Então, a amante dele sussurrou mentiras cruéis para minha filha de seis anos, dizendo que o papai a abandonaria pelo novo bebê. Minha filha desapareceu.
Enquanto eu a procurava freneticamente, Heitor estava inacessível, ainda com ela. Quando finalmente apareceu, ele protegeu a amante da minha fúria desesperada, sua aliança de casamento brilhando enquanto me afastava.
Com nossa filha ainda desaparecida, ele me implorou.
- Cristal, ela está grávida, não a machuque!
Os anos de raiva reprimida finalmente explodiram. Depois que nossa filha foi encontrada sã e salva, eu o encarei nos olhos e disse a verdade que ele estava desesperado para evitar.
- Eu quero o divórcio, Heitor. Eu nunca te amei. Eu te odeio.
Capítulo 1
Eu sabia que minha vida era uma gaiola de ouro, mas quando Heitor Bastos exibiu seu caso e depois fingiu uma gravidez para me provocar, percebi que ele estava me estrangulando lentamente, esperando que eu confundisse a luta com paixão.
Um sedã preto de luxo parou suavemente em frente à mansão. Meus olhos, pesados de uma noite cheia de pensamentos inquietos, mal registraram sua chegada.
Alana Pires saiu, seu vestido de seda ondulando ao seu redor. Ela parecia jovem demais, vibrante demais para este lugar.
Heitor Bastos se encostou na porta aberta do carro, um cigarro pendurado nos lábios. Seu olhar, mesmo através da fumaça, encontrou o meu. Era frio, perturbador, um aviso silencioso.
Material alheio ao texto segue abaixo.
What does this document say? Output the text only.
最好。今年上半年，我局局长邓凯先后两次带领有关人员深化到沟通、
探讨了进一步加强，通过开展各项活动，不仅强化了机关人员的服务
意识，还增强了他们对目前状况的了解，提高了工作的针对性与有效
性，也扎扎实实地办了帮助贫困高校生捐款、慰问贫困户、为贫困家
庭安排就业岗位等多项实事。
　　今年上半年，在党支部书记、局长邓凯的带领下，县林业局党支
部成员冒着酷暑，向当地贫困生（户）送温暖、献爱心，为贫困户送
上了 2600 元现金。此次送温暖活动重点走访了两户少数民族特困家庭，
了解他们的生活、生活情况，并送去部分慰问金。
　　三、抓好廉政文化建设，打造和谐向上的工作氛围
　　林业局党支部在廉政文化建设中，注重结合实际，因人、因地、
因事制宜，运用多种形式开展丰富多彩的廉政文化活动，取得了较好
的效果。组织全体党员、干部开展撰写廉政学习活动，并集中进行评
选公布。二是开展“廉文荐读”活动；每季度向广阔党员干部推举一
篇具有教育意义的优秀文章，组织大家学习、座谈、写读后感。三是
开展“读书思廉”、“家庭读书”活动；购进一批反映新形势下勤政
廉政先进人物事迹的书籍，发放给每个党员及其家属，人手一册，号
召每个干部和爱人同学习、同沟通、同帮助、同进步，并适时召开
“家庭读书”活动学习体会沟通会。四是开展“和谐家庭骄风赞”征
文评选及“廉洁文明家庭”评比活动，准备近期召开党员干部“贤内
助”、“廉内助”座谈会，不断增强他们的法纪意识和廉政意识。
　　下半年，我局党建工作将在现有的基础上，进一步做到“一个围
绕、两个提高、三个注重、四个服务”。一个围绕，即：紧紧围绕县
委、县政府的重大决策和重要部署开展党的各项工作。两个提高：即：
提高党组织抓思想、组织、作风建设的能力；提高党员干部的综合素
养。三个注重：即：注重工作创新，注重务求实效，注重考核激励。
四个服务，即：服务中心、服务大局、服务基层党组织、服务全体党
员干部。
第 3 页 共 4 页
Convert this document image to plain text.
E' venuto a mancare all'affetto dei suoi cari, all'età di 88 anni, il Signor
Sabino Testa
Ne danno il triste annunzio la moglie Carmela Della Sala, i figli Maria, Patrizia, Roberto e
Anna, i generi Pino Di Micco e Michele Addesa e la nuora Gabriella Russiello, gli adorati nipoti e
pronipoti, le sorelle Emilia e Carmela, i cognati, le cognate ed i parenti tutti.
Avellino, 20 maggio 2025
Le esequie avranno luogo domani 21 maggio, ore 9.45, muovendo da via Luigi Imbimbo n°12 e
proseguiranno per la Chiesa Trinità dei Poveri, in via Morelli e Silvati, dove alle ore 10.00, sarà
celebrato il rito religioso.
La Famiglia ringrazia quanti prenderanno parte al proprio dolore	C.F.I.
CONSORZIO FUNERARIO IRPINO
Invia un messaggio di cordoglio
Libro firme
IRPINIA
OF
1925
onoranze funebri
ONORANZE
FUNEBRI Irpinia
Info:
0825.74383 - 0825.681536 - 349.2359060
Baixei os olhos. Senti a mão de Alana deslizar na minha, um gesto que ela provavelmente achou que era de solidariedade. Afastei-me gentilmente.
- Ele está esperando por você - eu disse, minha voz sem vida, quase vazia de emoção.
Ela não encontraria a reação que desejava no meu rosto. Sem ciúmes, sem raiva. Apenas um vazio profundo.
Os lábios de Alana se contraíram, um brilho de decepção cruzando seu rosto. Ela mordeu o lábio, depois se virou e caminhou em direção a Heitor.
A porta do carro bateu. O motor rugiu, e eles se foram.
Fiquei ali por um longo tempo, congelada, o frio da noite se infiltrando em meus ossos. O silêncio da entrada vazia amplificava o aperto no meu peito.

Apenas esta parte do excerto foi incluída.